Soft Ideas

I couldn’t wait to celebrate my sweetheart’s 60th birthday this year. Tom and I were driving to Zion National Park for a week full of adventure. We left at six a.m., but it didn’t feel like our “vacay” really started until noon when we spotted a Frosty King in Bakersfield. With a large painted picture on the building of a brown-skinned king adorned in crown and robe holding up a hamburger and fries, I knew I had to stop there.

Wherever he goes, Tom likes to offer his suggestions for how entrepreneurs should run their businesses. Once a business owner himself, he has tons of ideas. I find it a bit embarrassing, but sometimes Tom really finds a kindred spirit. Nassar, the Yemeni-American owner of Frosty King was one such soul.

Tom launched into his idea of introducing coffee and mocha-flavored soft-serve to the menu. “You could be the only one in Bakersfield to serve that flavor. Everyone loves coffee,” Tom pitched. “You’ll make a lot more money.”

Nassar listened intently. As Tom was talking, Nassar pulled the liquid soft-serve mix out of the stainless steel, walk-in refrigerator. I explained to Tom how it gets poured into the Taylor-made machine, which freezes it into soft-serve ice cream. I’m an expert, having spent a summer in college working at a Foster’s Freeze. Tom told Nassar he could make super-strong espresso and add it to the ice cream mix. While they were talking, Nassar whipped up a special mocha shake for Tom. He proudly presented it to his earnest customer before Tom’s pitch was even over. Tom tasted it and swooned.

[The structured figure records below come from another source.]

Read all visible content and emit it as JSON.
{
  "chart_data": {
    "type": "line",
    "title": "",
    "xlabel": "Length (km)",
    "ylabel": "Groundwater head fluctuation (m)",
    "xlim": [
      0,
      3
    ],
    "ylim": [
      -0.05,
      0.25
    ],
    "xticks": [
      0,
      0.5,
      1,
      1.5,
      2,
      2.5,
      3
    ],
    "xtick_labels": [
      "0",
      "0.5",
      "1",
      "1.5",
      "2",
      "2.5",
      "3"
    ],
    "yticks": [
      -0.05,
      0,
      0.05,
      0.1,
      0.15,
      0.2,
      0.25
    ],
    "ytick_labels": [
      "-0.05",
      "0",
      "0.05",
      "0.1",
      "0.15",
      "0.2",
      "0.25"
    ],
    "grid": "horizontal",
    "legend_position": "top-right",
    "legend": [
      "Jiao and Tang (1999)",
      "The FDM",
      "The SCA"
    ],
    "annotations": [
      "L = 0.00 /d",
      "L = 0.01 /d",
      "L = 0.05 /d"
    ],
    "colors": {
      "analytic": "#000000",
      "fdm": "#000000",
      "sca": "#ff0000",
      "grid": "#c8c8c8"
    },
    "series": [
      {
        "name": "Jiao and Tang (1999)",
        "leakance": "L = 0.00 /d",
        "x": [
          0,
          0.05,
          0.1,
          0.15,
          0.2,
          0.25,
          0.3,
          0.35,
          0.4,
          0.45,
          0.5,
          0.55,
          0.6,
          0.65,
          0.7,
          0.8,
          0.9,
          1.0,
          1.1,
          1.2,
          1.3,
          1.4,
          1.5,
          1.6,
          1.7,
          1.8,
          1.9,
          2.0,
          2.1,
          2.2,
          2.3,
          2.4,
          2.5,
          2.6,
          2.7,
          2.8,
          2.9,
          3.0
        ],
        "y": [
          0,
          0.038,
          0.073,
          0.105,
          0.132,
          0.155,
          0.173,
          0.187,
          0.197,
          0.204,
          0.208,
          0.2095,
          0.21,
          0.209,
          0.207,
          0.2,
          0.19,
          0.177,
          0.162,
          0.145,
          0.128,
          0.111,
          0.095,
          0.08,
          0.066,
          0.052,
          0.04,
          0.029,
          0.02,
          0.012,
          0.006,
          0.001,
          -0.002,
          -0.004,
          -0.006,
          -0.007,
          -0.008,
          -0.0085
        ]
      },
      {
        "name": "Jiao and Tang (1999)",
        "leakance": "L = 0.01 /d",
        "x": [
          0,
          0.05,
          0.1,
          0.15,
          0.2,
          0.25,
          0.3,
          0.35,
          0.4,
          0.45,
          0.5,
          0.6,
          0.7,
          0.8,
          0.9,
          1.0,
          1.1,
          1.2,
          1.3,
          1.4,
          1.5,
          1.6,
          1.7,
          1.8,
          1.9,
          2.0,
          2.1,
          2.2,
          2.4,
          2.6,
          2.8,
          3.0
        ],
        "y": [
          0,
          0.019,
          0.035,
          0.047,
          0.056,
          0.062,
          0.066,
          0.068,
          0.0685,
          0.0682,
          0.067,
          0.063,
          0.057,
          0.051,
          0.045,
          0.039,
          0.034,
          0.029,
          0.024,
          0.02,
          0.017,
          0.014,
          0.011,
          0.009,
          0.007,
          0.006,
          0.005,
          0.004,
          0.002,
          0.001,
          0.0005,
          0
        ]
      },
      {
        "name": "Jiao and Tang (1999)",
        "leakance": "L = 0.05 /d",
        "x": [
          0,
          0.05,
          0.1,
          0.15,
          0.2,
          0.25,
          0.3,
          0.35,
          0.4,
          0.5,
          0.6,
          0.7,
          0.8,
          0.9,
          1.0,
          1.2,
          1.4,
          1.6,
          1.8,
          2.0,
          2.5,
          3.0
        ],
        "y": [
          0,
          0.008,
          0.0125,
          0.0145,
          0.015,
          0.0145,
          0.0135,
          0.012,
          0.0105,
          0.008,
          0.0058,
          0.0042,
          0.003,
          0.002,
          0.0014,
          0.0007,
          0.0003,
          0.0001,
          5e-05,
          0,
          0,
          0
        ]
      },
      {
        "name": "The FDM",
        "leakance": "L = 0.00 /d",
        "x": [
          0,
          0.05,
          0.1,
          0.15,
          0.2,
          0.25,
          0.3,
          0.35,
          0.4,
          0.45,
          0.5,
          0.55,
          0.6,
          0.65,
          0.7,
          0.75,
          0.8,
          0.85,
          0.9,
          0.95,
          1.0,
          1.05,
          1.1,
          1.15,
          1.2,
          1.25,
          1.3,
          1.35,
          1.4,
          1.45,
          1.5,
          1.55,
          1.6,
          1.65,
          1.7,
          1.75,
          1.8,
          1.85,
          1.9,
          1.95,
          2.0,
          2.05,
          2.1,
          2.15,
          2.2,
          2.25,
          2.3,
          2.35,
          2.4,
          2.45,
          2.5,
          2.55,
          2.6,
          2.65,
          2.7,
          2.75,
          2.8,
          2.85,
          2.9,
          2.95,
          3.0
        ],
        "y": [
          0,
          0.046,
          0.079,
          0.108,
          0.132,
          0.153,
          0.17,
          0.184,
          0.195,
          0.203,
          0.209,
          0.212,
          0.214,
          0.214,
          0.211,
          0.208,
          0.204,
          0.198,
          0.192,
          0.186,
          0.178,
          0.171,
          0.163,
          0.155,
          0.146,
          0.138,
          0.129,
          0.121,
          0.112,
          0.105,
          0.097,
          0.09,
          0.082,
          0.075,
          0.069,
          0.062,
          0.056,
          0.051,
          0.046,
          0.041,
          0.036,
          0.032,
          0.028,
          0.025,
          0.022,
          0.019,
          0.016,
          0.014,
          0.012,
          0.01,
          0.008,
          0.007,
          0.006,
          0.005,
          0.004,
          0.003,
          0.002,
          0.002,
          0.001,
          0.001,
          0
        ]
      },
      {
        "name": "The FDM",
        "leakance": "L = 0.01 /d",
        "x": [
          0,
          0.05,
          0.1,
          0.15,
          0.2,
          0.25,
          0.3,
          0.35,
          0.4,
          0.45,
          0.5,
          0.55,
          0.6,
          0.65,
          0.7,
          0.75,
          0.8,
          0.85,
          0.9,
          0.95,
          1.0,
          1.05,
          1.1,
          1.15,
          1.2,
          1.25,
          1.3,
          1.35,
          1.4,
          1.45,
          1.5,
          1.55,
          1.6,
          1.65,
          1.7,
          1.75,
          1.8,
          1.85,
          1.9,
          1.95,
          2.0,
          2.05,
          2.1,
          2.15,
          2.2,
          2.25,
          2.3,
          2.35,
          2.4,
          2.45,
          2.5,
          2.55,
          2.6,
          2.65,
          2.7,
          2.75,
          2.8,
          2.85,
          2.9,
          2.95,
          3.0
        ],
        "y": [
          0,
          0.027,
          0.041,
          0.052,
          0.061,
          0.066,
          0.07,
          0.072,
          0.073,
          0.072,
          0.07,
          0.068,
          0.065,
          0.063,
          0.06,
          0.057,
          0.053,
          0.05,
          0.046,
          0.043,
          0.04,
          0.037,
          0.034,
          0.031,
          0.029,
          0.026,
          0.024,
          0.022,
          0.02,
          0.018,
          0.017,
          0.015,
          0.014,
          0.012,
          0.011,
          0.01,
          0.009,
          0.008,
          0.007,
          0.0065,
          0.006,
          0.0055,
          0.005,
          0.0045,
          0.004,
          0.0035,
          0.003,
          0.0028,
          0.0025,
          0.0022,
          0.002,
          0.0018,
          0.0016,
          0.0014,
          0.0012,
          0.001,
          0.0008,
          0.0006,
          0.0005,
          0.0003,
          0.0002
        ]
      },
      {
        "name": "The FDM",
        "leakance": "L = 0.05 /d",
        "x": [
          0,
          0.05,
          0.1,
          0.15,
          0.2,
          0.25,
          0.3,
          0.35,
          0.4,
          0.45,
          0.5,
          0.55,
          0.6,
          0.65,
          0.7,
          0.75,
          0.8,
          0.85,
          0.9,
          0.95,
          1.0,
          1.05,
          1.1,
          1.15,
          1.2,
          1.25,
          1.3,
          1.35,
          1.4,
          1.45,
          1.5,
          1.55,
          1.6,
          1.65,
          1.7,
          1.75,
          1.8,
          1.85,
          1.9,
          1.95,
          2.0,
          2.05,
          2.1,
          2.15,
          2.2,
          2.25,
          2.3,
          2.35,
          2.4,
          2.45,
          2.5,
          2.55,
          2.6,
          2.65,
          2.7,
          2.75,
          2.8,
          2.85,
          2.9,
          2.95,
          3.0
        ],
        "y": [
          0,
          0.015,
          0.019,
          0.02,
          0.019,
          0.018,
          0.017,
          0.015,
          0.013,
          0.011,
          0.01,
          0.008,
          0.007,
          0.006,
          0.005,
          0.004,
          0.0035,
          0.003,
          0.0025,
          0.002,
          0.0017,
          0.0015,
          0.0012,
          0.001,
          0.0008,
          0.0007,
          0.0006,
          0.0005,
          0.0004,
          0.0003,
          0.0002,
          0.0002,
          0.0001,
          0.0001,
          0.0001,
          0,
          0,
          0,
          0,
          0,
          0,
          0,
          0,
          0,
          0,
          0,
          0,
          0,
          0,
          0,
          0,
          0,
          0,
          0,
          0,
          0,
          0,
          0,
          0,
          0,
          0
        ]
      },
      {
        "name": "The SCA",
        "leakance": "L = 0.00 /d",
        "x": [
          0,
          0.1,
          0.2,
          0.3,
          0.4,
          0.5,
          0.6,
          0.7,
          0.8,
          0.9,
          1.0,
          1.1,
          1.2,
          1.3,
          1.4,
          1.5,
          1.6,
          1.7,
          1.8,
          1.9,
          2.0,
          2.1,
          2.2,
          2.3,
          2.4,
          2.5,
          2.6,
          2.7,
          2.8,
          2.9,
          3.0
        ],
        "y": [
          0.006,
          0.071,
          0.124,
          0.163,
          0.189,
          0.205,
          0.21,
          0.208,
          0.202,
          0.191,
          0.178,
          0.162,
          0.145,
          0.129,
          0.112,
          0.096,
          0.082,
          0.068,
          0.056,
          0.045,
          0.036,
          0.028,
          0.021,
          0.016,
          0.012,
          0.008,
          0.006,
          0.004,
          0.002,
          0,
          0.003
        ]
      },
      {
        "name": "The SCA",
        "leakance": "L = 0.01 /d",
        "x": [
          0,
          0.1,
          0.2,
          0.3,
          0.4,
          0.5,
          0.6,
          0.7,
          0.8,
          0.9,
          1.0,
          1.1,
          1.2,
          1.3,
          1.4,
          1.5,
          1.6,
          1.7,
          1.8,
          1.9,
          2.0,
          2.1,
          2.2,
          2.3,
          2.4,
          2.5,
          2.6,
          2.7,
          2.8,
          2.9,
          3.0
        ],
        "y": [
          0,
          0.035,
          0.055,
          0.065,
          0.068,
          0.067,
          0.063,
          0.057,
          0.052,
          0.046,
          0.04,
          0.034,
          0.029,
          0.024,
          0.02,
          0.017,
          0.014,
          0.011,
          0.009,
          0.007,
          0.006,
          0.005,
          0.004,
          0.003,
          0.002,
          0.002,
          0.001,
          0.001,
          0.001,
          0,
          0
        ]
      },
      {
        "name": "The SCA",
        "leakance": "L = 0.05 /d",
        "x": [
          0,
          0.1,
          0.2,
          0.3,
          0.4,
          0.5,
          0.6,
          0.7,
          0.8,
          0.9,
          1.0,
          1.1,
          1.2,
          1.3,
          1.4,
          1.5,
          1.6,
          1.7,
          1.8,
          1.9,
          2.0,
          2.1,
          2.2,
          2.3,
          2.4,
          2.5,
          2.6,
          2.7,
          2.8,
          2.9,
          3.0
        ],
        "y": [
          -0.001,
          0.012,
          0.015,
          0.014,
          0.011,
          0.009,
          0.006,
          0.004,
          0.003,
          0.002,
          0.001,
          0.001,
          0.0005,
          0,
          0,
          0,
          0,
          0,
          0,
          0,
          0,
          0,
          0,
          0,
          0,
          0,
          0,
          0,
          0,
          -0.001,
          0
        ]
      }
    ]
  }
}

Then Nassar prepared my order. He dipped the chocolate soft-serve in the chocolate dip sauce, not once, but twice, right into the can. The cone surfaced tall and proud, with a double-layer skin of dark chocolate. It did what it has always done: the chocolate solidified immediately over the soft-serve, like magic. It brought me back to my childhood, when going to the non-modern fast food joints in the ‘50s introduced heaven on the tongue. It meant slurping the whole cone, dip and all, down to the last lick, even if I felt full half-way through. It meant indulging in that thick chocolate butterfat without considering the calories.

Nassar made my day. Not because he charged only $1.49 for that giant cone. And not for bringing back all those delicious memories, but because his smile was open and genuine. And because when we bid him farewell, he put his hand to his heart. Not even a triple chocolate-dipped cone could replace the joy of that.


  1. You are a wonderful writer, Leeanne! I really enjoyed this story. If you ever want to write for the African Library Project, we would be honored and delighted!

  2. I love it, Leane! On a recent trip to Wisconsin, my sweetie and I had a similar encounter with the 50’s eating a chocolate dip soft serve at a dairy queen.